Moralische Sauberkeit

Aber darf die Öffentlichkeit sich dieses Sieges freuen, in dem alle ehrwürdigen Unterschiede zwischen konfessionellen Traditionen und Amtsverständnissen, überhaupt von Kirche und Welt verschwinden zugunsten einer medial vermittelten, durch Umfragewerte - wie ein "Popstar" darf Margot Käßmann sich fühlen, heißt es allenthalben, Walter Mixa dürfte so ziemlich das Gegenteil darstellen - gesicherten Alltagsmoral?

Die säkulare Gesellschaft steuert bei aller Individualisierung immer von Neuem eine Totalisierung an, die keine Binnenräume, keine Abweichungen, schon gar keine Parallelgesellschaften dulden will.

Wir wollen nicht ungeregelt lassen, was sich in Hinterhofmoscheen abspielt, wir müssen wissen, was unterm Schleier stattfindet, und schon gar nicht dürfen die Erziehungsanstalten nichtstaatlicher Träger ohne Kontrolle bleiben. Diese Kämpfe finden seit 1789 in den westlichen Gesellschaften in jeder Generation statt. Der Marxismus verstand sie noch als Effekt der kapitalistischen Wirtschaftsweise, die, nach den Worten von Marx, "alles Stehende und Ständische" verdampfen lässt.

Zweihundert Jahre später sieht man, dass die eigentlichen Sieger am Ende immer die Presse und der Staat sind, vor allem dieser: Der unmittelbare Handlungsdruck im Fall Mixa entstand durch die Notwendigkeit, eine Staatsanwaltschaft einzuschalten. Gewiss ohne Absicht, aber deswegen nicht minder wirksam, trägt auch die so natürlich wirkende und viele so sympathisch berührende Selbsterklärung (um nicht von Selbstvermarktung zu sprechen) von Margot Käßmann zu diesem säkularen Trend bei.

Der letzte Sieger in einer Welt ohne Parallelgesellschaften aber wird der Staat sein.
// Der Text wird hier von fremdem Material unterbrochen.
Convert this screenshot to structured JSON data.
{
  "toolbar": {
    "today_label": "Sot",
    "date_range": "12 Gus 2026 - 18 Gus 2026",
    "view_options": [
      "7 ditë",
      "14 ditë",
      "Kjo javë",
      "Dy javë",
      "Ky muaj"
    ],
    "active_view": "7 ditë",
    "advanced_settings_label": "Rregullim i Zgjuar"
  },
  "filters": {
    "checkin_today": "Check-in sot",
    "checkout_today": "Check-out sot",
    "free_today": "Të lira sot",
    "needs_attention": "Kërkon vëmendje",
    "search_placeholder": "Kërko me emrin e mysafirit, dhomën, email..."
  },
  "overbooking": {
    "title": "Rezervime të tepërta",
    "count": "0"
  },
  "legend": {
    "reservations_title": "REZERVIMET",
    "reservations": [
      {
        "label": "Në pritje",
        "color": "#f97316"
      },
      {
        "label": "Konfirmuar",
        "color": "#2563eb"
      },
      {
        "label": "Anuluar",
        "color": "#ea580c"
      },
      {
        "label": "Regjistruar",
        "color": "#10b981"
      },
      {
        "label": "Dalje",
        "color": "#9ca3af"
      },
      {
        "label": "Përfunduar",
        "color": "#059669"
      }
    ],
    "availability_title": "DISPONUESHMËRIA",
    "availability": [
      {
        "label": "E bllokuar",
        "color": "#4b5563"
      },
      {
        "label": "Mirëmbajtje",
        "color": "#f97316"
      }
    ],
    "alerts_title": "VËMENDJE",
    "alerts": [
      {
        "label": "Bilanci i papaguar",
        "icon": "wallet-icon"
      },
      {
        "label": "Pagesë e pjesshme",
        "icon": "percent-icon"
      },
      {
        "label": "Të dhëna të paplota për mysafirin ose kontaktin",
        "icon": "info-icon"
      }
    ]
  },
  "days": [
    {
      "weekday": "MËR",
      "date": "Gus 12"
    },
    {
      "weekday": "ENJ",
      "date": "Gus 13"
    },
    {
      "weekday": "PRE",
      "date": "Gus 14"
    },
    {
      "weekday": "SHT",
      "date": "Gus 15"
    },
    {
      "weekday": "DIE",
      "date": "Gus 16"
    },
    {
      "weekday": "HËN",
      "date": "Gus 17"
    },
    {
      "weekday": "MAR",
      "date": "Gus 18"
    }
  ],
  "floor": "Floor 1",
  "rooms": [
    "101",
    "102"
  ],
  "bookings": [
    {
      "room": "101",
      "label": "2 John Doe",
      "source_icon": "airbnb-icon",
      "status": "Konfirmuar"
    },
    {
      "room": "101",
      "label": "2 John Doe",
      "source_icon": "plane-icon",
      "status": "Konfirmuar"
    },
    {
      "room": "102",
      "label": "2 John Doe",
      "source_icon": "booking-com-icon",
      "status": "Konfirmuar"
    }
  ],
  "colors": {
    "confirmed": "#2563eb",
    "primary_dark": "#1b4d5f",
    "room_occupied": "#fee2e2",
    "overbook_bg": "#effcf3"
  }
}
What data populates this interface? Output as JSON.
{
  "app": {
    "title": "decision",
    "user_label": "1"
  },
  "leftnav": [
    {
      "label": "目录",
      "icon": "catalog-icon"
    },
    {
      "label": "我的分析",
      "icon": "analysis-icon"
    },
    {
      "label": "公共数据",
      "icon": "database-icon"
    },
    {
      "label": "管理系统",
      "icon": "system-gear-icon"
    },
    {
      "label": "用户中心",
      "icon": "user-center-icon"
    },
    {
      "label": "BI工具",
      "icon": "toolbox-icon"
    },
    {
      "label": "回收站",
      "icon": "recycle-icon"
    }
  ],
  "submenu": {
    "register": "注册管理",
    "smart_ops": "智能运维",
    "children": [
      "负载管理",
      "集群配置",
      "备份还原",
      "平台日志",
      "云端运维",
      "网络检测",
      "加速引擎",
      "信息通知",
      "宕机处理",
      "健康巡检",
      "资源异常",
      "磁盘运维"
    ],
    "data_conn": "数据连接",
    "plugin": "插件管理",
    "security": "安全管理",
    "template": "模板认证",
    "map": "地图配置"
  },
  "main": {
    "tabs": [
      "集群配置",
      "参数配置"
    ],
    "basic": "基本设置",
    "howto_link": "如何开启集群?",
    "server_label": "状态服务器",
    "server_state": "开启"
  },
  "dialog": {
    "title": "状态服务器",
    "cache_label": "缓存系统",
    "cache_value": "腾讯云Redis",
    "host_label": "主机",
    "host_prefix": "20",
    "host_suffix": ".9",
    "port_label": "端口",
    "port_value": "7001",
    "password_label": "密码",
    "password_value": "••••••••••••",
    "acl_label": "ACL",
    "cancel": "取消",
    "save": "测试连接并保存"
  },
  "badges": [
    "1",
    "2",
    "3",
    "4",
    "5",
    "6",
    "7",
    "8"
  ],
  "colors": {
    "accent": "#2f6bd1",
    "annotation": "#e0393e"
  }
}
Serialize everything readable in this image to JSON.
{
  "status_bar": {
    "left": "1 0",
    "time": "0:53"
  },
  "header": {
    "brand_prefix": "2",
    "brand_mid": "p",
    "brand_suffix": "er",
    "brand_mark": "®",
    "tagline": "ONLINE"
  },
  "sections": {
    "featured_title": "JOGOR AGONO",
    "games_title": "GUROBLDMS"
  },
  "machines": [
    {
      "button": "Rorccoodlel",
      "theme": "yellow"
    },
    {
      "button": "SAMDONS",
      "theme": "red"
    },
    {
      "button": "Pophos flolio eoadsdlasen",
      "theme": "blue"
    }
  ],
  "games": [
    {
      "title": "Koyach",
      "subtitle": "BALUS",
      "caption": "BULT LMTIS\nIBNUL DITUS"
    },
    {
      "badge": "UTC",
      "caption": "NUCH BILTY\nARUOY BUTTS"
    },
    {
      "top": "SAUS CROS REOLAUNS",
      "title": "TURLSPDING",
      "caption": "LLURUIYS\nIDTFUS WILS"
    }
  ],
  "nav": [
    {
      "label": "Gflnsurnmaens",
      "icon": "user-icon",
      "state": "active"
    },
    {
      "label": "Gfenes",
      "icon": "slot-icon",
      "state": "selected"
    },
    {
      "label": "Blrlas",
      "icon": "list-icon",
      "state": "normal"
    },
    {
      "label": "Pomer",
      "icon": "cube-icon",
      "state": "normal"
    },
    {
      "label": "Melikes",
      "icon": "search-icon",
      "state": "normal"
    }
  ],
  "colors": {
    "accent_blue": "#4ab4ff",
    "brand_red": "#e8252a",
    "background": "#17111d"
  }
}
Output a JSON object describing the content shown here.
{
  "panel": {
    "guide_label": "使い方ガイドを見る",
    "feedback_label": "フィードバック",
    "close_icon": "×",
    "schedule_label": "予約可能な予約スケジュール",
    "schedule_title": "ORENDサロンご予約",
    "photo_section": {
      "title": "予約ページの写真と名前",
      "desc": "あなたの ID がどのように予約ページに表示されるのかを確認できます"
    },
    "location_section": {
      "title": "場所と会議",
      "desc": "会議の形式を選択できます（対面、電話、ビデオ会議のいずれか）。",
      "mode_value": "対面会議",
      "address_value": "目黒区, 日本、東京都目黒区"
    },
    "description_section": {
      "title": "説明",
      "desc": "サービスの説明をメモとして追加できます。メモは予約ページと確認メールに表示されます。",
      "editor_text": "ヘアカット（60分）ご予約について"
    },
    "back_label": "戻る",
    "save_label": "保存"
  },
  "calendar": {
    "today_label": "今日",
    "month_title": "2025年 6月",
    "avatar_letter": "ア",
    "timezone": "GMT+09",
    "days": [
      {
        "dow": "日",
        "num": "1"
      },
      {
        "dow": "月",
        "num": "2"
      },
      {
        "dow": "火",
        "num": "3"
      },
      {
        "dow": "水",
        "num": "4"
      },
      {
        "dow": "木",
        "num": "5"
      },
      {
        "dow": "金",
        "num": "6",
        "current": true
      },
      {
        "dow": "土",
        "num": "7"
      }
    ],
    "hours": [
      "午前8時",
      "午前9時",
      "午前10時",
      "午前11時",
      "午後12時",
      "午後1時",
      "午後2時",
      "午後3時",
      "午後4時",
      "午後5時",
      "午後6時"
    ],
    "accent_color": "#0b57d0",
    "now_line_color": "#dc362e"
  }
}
Der entscheidende Hebel, das alles besiegende Argument dafür sind nicht mehr die Funktionsimperative der Ökonomie, sondern ist die moralische Sauberkeit. Dass es zuletzt meist unschuldige Kinder waren, die das stärkste Motiv dafür darstellten, kann nicht darüber hinwegtäuschen, dass die Motive austauschbar sind: Es kann auch mehr oder weniger Alkohol sein.